Le recenti dichiarazioni del pentito casalese Carmine Schiavone, ha messo in evidenza l'esistenza di un incrocio perverso di mafiosi, massoni targati P2, imprenditori senza scrupoli del nord Italia ed europei che avrebbero destinato il sud della provincia di Latina a discarica clandestina di rifiuti altamente pericolosi. Una situazione che deve essere affrontata con il massimo della determinazione, sostenendo le forze dell'ordine, la e tutti coloro che sono impegnati sul fronte della legalità e delle lotte antimafia. Il pentito afferma che «i rifiuti tossici portati dalla camorra dei Casalesi hanno inquinato anche il ventre di Latina, avvelenando pure il Basso Lazio. Io non ero d'accordo coi miei del clan, rovinavano la vita dei nostri figli. E mi sono pentito». Il carico tossico di rifiuti, sempre secondo Schiavone, sarebbe giunto « dalle società del Nord, ma anche da Svizzera, Francia e Germania. Nei primi del '90 seppi che i miei uomini e mio cugino Sandokan si erano buttati in questo affare sciagurato, sia in Campania, a Casal di Principe, che in altre zone, per esempio il Basso Lazio. Come teste di ponte dei loro traffici usavano le famiglie Nuvoletta, i Mallardo, mentre gli intermediari delle ditte erano teste di legno e soprattutto un esponente della massoneria targata P2 ». Si tratta di notizie già note ai magistrati, alla Commissione parlamentare antimafia e alla Scuola superiore di polizia. Ancora Schiavone ricorda che in seguito ad un sopralluogo nei luoghi dove sarebbero stati interrati i rifiuti, effettuato anche con i tecnici dell'Enea per verificare la radioattività, furono tutti costretti a fuggire considerando che gli strumenti per la rilevazione dei livelli di inquinamento erano letteralmente impazziti.

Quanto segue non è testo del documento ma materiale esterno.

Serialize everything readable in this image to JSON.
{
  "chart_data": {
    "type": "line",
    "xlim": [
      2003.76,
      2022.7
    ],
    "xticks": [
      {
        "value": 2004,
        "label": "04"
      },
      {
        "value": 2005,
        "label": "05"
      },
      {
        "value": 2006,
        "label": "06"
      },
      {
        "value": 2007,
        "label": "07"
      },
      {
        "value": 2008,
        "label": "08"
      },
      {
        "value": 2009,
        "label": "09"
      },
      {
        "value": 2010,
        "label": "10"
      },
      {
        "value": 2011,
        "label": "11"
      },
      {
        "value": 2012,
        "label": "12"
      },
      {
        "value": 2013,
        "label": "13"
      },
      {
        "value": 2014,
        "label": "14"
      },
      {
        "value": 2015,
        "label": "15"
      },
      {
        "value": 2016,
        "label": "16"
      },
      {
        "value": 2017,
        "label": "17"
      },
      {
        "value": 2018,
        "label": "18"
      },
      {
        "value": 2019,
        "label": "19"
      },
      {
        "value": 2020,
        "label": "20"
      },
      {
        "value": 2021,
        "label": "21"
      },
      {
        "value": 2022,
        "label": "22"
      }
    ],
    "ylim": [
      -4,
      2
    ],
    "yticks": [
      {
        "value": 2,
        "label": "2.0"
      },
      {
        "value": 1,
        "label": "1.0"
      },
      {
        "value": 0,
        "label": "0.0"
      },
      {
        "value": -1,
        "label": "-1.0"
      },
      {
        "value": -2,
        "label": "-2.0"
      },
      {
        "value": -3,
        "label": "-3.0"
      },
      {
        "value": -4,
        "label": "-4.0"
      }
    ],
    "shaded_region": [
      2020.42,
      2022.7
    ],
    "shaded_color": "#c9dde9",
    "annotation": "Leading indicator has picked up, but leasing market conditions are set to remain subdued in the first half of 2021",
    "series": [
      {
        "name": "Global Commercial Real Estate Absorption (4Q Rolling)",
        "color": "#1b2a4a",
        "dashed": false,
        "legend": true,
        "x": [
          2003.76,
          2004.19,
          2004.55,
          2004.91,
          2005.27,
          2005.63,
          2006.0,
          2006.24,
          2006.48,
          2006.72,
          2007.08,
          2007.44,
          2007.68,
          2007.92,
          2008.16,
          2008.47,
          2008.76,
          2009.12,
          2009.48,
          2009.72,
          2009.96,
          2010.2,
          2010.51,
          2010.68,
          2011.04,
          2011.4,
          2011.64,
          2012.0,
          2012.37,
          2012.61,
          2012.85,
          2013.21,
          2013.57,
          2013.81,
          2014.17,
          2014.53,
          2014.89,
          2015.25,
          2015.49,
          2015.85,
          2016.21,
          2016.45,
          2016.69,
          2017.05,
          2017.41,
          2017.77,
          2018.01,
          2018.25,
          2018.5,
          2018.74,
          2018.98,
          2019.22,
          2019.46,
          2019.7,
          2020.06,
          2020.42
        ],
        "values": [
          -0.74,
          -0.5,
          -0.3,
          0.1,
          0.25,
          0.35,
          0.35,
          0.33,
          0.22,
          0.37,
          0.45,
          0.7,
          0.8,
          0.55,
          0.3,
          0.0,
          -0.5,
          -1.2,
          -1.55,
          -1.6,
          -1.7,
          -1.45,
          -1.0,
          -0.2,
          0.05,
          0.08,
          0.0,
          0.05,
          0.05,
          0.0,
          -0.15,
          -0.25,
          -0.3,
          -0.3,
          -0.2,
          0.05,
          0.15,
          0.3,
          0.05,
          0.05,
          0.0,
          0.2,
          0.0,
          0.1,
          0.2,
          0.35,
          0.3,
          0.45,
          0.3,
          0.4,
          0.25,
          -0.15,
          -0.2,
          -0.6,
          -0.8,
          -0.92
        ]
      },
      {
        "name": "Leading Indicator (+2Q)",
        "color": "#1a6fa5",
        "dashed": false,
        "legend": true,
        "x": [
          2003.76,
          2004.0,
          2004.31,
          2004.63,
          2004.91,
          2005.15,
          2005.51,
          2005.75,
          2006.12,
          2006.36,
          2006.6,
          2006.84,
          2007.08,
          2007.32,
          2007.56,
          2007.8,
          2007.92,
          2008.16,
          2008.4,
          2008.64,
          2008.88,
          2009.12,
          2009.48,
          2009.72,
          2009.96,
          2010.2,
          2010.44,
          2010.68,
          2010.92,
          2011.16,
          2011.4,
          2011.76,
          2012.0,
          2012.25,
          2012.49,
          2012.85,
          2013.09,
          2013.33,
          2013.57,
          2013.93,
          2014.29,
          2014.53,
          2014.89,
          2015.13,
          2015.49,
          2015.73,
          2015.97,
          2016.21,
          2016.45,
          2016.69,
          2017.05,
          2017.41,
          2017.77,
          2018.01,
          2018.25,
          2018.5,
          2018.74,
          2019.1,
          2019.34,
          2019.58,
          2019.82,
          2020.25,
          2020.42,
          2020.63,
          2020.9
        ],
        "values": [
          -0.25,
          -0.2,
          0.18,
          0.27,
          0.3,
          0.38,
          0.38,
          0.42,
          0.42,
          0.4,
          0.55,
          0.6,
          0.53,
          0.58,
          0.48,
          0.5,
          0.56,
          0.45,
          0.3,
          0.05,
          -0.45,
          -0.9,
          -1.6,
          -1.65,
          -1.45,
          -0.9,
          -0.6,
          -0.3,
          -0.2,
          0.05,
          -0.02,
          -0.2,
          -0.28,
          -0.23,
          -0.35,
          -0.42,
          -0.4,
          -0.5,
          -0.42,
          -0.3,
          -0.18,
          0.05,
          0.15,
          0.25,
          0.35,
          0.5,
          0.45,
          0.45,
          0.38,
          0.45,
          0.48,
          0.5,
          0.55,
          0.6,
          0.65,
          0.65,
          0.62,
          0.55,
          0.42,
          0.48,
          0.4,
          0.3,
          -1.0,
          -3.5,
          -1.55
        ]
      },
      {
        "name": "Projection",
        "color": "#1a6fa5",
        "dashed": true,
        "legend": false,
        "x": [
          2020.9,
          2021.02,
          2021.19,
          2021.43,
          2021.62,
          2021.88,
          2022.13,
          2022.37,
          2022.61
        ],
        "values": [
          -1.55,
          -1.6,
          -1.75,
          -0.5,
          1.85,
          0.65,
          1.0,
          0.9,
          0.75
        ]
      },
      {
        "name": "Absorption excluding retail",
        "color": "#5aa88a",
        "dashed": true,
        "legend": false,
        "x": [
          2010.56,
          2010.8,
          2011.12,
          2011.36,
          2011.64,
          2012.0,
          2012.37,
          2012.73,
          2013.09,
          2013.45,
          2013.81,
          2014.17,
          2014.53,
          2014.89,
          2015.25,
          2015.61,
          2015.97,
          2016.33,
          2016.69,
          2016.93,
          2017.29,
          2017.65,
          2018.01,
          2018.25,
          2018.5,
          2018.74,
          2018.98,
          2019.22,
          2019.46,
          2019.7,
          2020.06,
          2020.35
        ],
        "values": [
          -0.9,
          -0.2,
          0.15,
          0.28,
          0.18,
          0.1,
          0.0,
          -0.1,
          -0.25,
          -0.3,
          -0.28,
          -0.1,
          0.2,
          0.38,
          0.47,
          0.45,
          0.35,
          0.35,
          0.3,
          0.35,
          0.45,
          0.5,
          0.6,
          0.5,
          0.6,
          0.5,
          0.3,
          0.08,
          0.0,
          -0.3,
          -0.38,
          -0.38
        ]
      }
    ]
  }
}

Ricordiamo che già don Cesare Boschin denunciò il traffico illegale di rifiuti che interessava la discarica di borgo Montello(Latina) e per questo pagò con la vita il suo coraggio di uomo libero. Su questa vicenda, con Libera, da anni chiediamo la riapertura delle indagini. Un business delle ecomafie è particolarmente lucrativo e compromette gli equilibri ecologi del territorio, avvelenando il tessuto sociale ed economico con complicità che devono essere smascherate. Un crimine di queste dimensioni e gravità non può essere stato realizzato nella piena clandestinità. Si indaghi anche quindi
sulle complicità eventuali di amministratori pubblici, funzionari e pubblici ufficiali compiacenti e si sostengano senza tentennamenti le forze dell'ordine e la Magistratura.